The Minnesota economy should gain momentum in 2015, with falling unemployment, a quicker pace of job growth and modest increases in wages.

The unemployment rate should fall to 3.3 percent (right now it is 3.7 percent) and personal income should grow faster than last year, economists at the Federal Reserve Bank of Minneapolis predicted Tuesday in their annual outlook based on surveys of businesses and statistical models.

"The Minneapolis Fed's forecasting models are projecting solid employment growth and a decrease in the unemployment rate for Minnesota," said Rob Grunewald, an economist for the Minneapolis Fed. "In individual sectors of the economy, manufacturers expect growth and home building is expected to be flat."

Business leaders profess near record levels of optimism in the Upper Midwest, and are at an all-time high in out-state Minnesota. They expect to do more hiring in 2015 than in 2014, and most bosses expect to offer workers 2 or 3 percent wage and salary increases.

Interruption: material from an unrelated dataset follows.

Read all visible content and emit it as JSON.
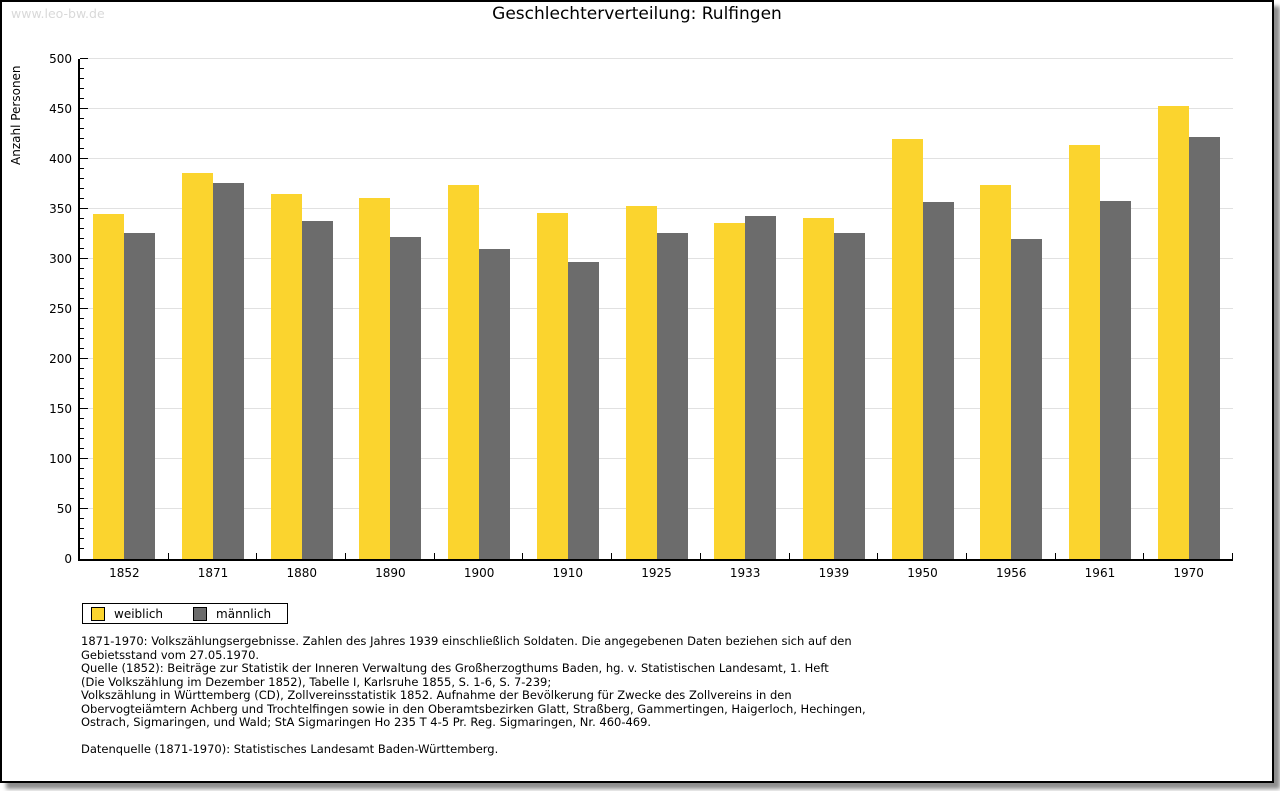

The Minneapolis Fed's region, the Ninth District, includes the Upper Peninsula of Michigan, northern Wisconsin, Minnesota, the Dakotas and Montana.

A few areas of weakness remain in the economy, notably sluggish wage growth and continued weakness in new home construction.

Before they are willing to declare economic victory, economists are watching for faster wage growth.

"That still has yet to happen," Grunewald said.

Also, housing construction is expected to be flat in 2015, thanks to slow household formation among young people and the continued need for a correction from the heady days of housing development in the mid-2000s, said Toby Madden, an economist at the Minneapolis Fed.